Impacts of Repeated Fire on Physical, Chemical, and Biological Characteristics of Pyrogenic Organic Matter in the Boreal Forest System

Excessive fire suppression in the last century and modern climate change have exacerbated the risk of wildfire events in many regions of the US due to the accumulation of fuels, extending warm seasons, and drought events. Prescribed fire can be a useful landscape management tool because of its high utility for ecological restoration and relatively low disturbance to the soil. Both prescribed fire and wildfire can produce pyrogenic organic matter (PyOM), which can be a highly persistent form of organic matter, with implications for the C cycle and mitigating global warming. In order to understand the net effects of fire on the C cycle, we must understand the effects of fire on the PyOM produced during previous fire events. We investigated the effects of burning on the physical, biological, and chemical properties of PyOM. Pinus banksiana (jack pine) PyOM produced at 350 °C was used to simulate the preexisting PyOM in the boreal forest system. 45-55 mm quartz sand was used to simulate a soil matrix typical of the region, holding the samples in a columnar steel container. Nine treatments with variables of fire intensity (high intensity, low intensity, and control) and exposure depth (surface, 1 cm, and 5 cm) were used to dose the PyOM samples. The heat fluxes generated under a cone calorimeter were chosen and quantified based on two experimental burns of two logs prior to the treatment burns.
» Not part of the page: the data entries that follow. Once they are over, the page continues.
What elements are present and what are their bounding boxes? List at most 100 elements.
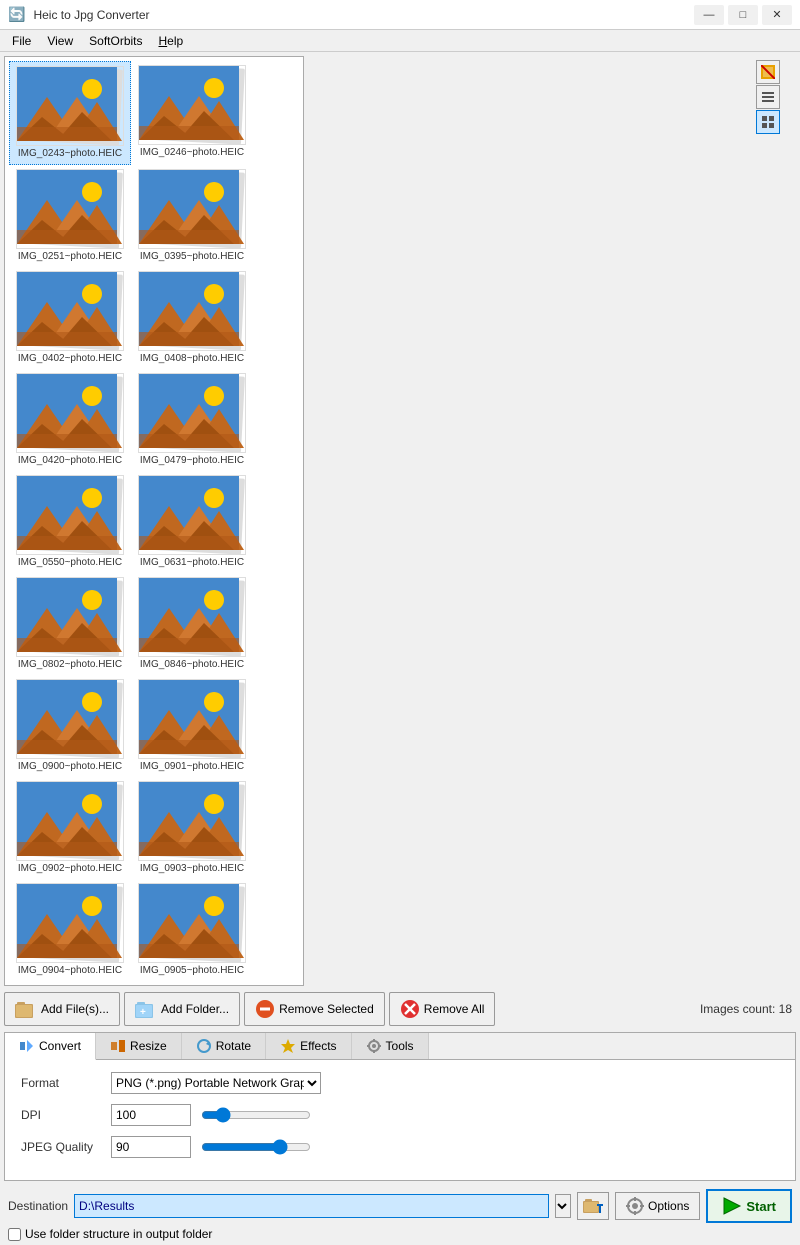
image-grid-wrapper: IMG_0243~photo.HEIC IMG_0246~photo.HEIC xyxy=(4,56,796,986)
image-item[interactable]: IMG_0902~photo.HEIC xyxy=(9,777,131,879)
menu-help[interactable]: Help xyxy=(151,30,192,51)
image-label: IMG_0905~photo.HEIC xyxy=(140,965,244,977)
image-item[interactable]: IMG_0631~photo.HEIC xyxy=(131,471,253,573)
tab-resize[interactable]: Resize xyxy=(96,1033,182,1059)
folder-structure-row: Use folder structure in output folder xyxy=(8,1227,792,1241)
image-thumbnail xyxy=(138,781,246,861)
format-row: Format PNG (*.png) Portable Network Grap… xyxy=(21,1072,779,1094)
image-item[interactable]: IMG_0905~photo.HEIC xyxy=(131,879,253,981)
start-label: Start xyxy=(746,1199,776,1214)
resize-icon xyxy=(110,1038,126,1054)
image-label: IMG_0802~photo.HEIC xyxy=(18,659,122,671)
menu-view[interactable]: View xyxy=(39,30,81,51)
image-thumbnail xyxy=(16,577,124,657)
dpi-input[interactable] xyxy=(111,1104,191,1126)
image-thumbnail xyxy=(16,66,124,146)
format-label: Format xyxy=(21,1076,101,1090)
format-select[interactable]: PNG (*.png) Portable Network Graphics xyxy=(111,1072,321,1094)
view-controls xyxy=(756,60,780,134)
tab-rotate[interactable]: Rotate xyxy=(182,1033,266,1059)
image-item[interactable]: IMG_0904~photo.HEIC xyxy=(9,879,131,981)
image-thumbnail xyxy=(138,883,246,963)
close-button[interactable]: ✕ xyxy=(762,5,792,25)
destination-dropdown[interactable] xyxy=(555,1194,571,1218)
menu-bar: File View SoftOrbits Help xyxy=(0,30,800,52)
image-label: IMG_0479~photo.HEIC xyxy=(140,455,244,467)
image-item[interactable]: IMG_0550~photo.HEIC xyxy=(9,471,131,573)
image-label: IMG_0902~photo.HEIC xyxy=(18,863,122,875)
tab-tools[interactable]: Tools xyxy=(352,1033,429,1059)
image-label: IMG_0251~photo.HEIC xyxy=(18,251,122,263)
image-item[interactable]: IMG_0251~photo.HEIC xyxy=(9,165,131,267)
image-item[interactable]: IMG_0246~photo.HEIC xyxy=(131,61,253,165)
image-label: IMG_0402~photo.HEIC xyxy=(18,353,122,365)
title-bar: 🔄 Heic to Jpg Converter — □ ✕ xyxy=(0,0,800,30)
convert-icon xyxy=(19,1038,35,1054)
image-item[interactable]: IMG_0903~photo.HEIC xyxy=(131,777,253,879)
image-item[interactable]: IMG_0395~photo.HEIC xyxy=(131,165,253,267)
image-thumbnail xyxy=(138,65,246,145)
maximize-button[interactable]: □ xyxy=(728,5,758,25)
image-grid[interactable]: IMG_0243~photo.HEIC IMG_0246~photo.HEIC xyxy=(4,56,304,986)
start-button[interactable]: Start xyxy=(706,1189,792,1223)
image-thumbnail xyxy=(138,169,246,249)
add-files-button[interactable]: Add File(s)... xyxy=(4,992,120,1026)
image-item[interactable]: IMG_0846~photo.HEIC xyxy=(131,573,253,675)
image-label: IMG_0408~photo.HEIC xyxy=(140,353,244,365)
add-folder-label: Add Folder... xyxy=(161,1002,229,1016)
options-button[interactable]: Options xyxy=(615,1192,700,1220)
destination-input[interactable] xyxy=(74,1194,549,1218)
effects-icon xyxy=(280,1038,296,1054)
remove-all-button[interactable]: Remove All xyxy=(389,992,496,1026)
menu-softorbits[interactable]: SoftOrbits xyxy=(81,30,150,51)
image-label: IMG_0246~photo.HEIC xyxy=(140,147,244,159)
remove-all-label: Remove All xyxy=(424,1002,485,1016)
browse-button[interactable] xyxy=(577,1192,609,1220)
folder-structure-checkbox[interactable] xyxy=(8,1228,21,1241)
image-item[interactable]: IMG_0900~photo.HEIC xyxy=(9,675,131,777)
bottom-bar: Destination xyxy=(4,1185,796,1245)
jpeg-quality-slider[interactable] xyxy=(201,1139,311,1155)
menu-file[interactable]: File xyxy=(4,30,39,51)
image-item[interactable]: IMG_0802~photo.HEIC xyxy=(9,573,131,675)
remove-selected-button[interactable]: Remove Selected xyxy=(244,992,385,1026)
add-files-icon xyxy=(15,1000,37,1018)
image-item[interactable]: IMG_0402~photo.HEIC xyxy=(9,267,131,369)
image-thumbnail xyxy=(138,577,246,657)
dpi-row: DPI xyxy=(21,1104,779,1126)
destination-label: Destination xyxy=(8,1199,68,1213)
tab-convert-content: Format PNG (*.png) Portable Network Grap… xyxy=(5,1060,795,1180)
browse-icon xyxy=(583,1197,603,1215)
view-details-button[interactable] xyxy=(756,60,780,84)
jpeg-quality-slider-container xyxy=(201,1139,779,1155)
dpi-slider[interactable] xyxy=(201,1107,311,1123)
add-folder-button[interactable]: + Add Folder... xyxy=(124,992,240,1026)
image-label: IMG_0631~photo.HEIC xyxy=(140,557,244,569)
image-item[interactable]: IMG_0479~photo.HEIC xyxy=(131,369,253,471)
image-label: IMG_0901~photo.HEIC xyxy=(140,761,244,773)
minimize-button[interactable]: — xyxy=(694,5,724,25)
image-item[interactable]: IMG_0243~photo.HEIC xyxy=(9,61,131,165)
remove-all-icon xyxy=(400,999,420,1019)
image-thumbnail xyxy=(138,679,246,759)
app-icon: 🔄 xyxy=(8,6,25,23)
jpeg-quality-row: JPEG Quality xyxy=(21,1136,779,1158)
image-item[interactable]: IMG_0420~photo.HEIC xyxy=(9,369,131,471)
destination-row: Destination xyxy=(8,1189,792,1223)
view-grid-button[interactable] xyxy=(756,110,780,134)
jpeg-quality-input[interactable] xyxy=(111,1136,191,1158)
images-count: Images count: 18 xyxy=(700,1002,796,1016)
rotate-icon xyxy=(196,1038,212,1054)
remove-selected-icon xyxy=(255,999,275,1019)
tab-effects[interactable]: Effects xyxy=(266,1033,351,1059)
image-thumbnail xyxy=(16,781,124,861)
view-list-button[interactable] xyxy=(756,85,780,109)
tab-convert[interactable]: Convert xyxy=(5,1033,96,1060)
window-controls: — □ ✕ xyxy=(694,5,792,25)
image-label: IMG_0395~photo.HEIC xyxy=(140,251,244,263)
image-label: IMG_0846~photo.HEIC xyxy=(140,659,244,671)
image-item[interactable]: IMG_0408~photo.HEIC xyxy=(131,267,253,369)
toolbar: Add File(s)... + Add Folder... Remove Se… xyxy=(4,990,796,1028)
image-item[interactable]: IMG_0901~photo.HEIC xyxy=(131,675,253,777)
dpi-label: DPI xyxy=(21,1108,101,1122)
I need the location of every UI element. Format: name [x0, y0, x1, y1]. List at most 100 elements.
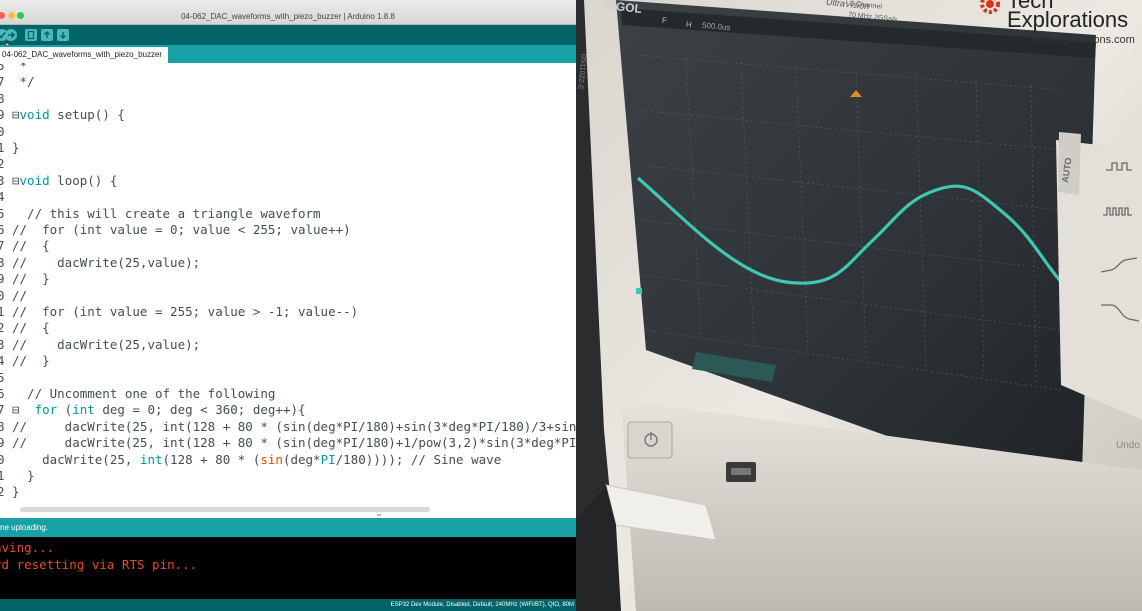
code-line: 1} [0, 140, 576, 156]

We hypothesize that higher fire intensity and shallower exposure depth will trigger more changes in the physical, chemical, and biological characteristics of PyOM. At the same fire intensity, PyOM on the surface will be subject to more mass loss, C loss, and pH increases than PyOM at both 1 cm and 5 cm depth. At the same depths, high-intensity fire will consume more PyOM and cause greater increases in pH and C persistence than low-intensity fire. Our findings will have implications for understanding the complex interactions between repeated fire, PyOM production and transformation, and the C cycle.